REALISATION : Philippe Grandrieux
PRODUCTION : Catherine Jacques, Arte France Cinéma, Procirep, StudioCanal, Zélie Productions
AVEC : Marc Barbé, Elina Löwensohn, Géraldine Voillat, Coralie Trinh Thi, Marc Berman, Tony Baillargeat, Martine Vandeville, Maxime Mazzolini
SCENARIO : Philippe Grandrieux, Pierre Hodgson, Sophie Fillières
PHOTOGRAPHIE : Sabine Lancelin
MONTAGE : Françoise Tourmen
BANDE ORIGINALE : Alan Vega
ORIGINE : France
GENRE : Drame, Expérimental, Thriller
DATE DE SORTIE : 27 janvier 1999
DUREE : 1h53
BANDE-ANNONCE
Synopsis : Jean tue. Il rencontre Claire, elle est vierge. Claire aime Jean. Elle reconnait à travers les gestes de Jean, sa maladresse, sa brutalité. Elle reconnait ce qui, obscurément, la retient elle aussi hors du monde. Frappée jusqu’alors du désespoir, du désespoir d’une vie non vécue, cette rencontre la redonne à la lumière. C’est un conte. L’amour est ce qui nous sauve, fut-il perdu, d’emblée, perdu…
L’expérience de la salle de cinéma ne vous manque pas ? Vous persistez à contester sa supériorité écrasante sur toute autre condition de visionnage ? Le cinéma de Philippe Grandrieux a le pouvoir de vous faire changer d’avis, et notamment son premier film, aussi stupéfiant que dérangeant…

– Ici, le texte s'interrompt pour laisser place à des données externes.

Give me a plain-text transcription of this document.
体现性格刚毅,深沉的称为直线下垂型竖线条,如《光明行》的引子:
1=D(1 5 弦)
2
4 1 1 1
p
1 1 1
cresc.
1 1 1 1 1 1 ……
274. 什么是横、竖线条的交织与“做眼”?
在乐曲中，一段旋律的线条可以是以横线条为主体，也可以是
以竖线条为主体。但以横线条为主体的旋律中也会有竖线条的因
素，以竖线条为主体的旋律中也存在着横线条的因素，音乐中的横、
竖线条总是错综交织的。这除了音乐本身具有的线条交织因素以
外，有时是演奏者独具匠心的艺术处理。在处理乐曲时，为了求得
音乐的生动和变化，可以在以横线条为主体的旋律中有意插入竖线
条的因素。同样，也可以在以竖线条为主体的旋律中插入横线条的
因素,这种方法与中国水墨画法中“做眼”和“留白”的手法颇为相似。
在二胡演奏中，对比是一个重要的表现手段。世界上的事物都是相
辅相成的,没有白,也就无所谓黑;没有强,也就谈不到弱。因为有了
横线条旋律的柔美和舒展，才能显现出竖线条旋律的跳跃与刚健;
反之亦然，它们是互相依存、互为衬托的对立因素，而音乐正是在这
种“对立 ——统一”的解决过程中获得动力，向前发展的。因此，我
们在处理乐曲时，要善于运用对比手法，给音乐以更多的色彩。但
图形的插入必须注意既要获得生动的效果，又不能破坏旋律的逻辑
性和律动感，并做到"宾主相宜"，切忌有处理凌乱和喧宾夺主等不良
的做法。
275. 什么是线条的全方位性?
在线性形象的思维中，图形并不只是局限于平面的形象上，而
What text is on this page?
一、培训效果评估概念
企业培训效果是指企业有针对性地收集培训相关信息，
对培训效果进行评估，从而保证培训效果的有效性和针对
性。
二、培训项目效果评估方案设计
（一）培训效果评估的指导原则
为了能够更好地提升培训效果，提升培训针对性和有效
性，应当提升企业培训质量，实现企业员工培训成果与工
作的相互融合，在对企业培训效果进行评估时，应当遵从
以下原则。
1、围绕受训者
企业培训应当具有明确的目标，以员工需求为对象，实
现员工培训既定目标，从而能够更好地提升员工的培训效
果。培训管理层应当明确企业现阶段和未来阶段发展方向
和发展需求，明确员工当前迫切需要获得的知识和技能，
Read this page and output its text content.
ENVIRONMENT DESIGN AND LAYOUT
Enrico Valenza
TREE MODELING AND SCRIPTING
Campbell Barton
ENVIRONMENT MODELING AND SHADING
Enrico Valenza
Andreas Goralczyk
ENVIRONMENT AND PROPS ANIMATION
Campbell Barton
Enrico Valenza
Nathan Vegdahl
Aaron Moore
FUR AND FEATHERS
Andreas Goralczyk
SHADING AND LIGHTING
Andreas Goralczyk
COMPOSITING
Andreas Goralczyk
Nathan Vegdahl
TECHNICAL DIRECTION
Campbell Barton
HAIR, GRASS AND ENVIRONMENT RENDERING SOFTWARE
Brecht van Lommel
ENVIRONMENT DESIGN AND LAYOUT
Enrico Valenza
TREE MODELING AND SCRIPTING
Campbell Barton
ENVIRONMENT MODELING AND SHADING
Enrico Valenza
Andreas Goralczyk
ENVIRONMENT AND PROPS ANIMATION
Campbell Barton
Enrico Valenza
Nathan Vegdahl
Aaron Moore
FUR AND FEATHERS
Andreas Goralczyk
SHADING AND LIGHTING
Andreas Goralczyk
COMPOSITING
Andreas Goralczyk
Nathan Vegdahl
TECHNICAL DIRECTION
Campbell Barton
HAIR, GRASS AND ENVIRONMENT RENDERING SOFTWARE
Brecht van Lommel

« C’est quoi, ça ? », ne cesse-t-on jamais de répéter. On ne parle pas d’une scène en particulier, mais bel et bien du film tout entier, que l’on ne parvient pas à qualifier, à définir, et encore moins à analyser dès la première vision. On se sent un peu le cul entre deux chaises ; d’un côté, trop minuscule face à un objet majuscule auquel des mots ne suffiraient pas à rendre justice ; de l’autre, trop tenté par les dithyrambes intuitifs qui tendraient à étouffer la puissance primitive d’une œuvre qui ne semble pas les réclamer. Ne plus savoir quoi penser d’un film est-il vraiment un problème ? En tant que critique, que peut-on espérer de mieux qu’une œuvre capable de nous ébranler de l’intérieur, de nous désarmer d’à peu près tous nos outils de décryptage, de nous tirer de notre propre zone de confort, de remettre en question nos certitudes, voire même de nous faire redécouvrir le cinéma comme une page blanche ? Le cinéma ultra-radical de Philippe Grandrieux fait table rase de tout, et en cela, il offre à l’œil des visions qui nous renvoient au commencement – et pas seulement celui de notre art préféré. La découverte de Sombre en janvier 1999 fut ainsi un choc majeur pour tous ceux qui firent le pari de la salle obscure. Car l’obscurité était alors le mot on ne peut plus adéquat pour investir cette expérience stupéfiante. Il fallait se laisser envelopper par cette nuit que l’on n’hésitait pas alors à qualifier d’« immémoriale ». Se laisser étreindre par ces forces obscures qui annihilaient toute narration schématique au profit du bonheur des sens. Ne pas tout comprendre en évoluant dans cet abîme pulsionnel (et parfois répulsif), mais avoir toutefois la sensation de visualiser quelque chose d’autre, de profondément obsédant. Jeter à la poubelle toute grille de lecture face à un découpage pour le coup inédit, rompant avec toutes nos lectures cinéphiles. Et surtout, le plus important, oublier la question invariable à chaque sortie de projo : « C’était bien ou pas ? ». Donner une note au film n’avait alors aucun intérêt. Tenter de l’appréhender a posteriori via ce qu’on a ressenti, ça, c’était déjà plus intéressant. On a longtemps cherché un film-palimpseste qui, en rembobinant du narratif au primitif, arriverait à écrire un nouveau chapitre de l’Histoire du cinéma. Ce film-là manquait. Et au final, Sombre nous comble.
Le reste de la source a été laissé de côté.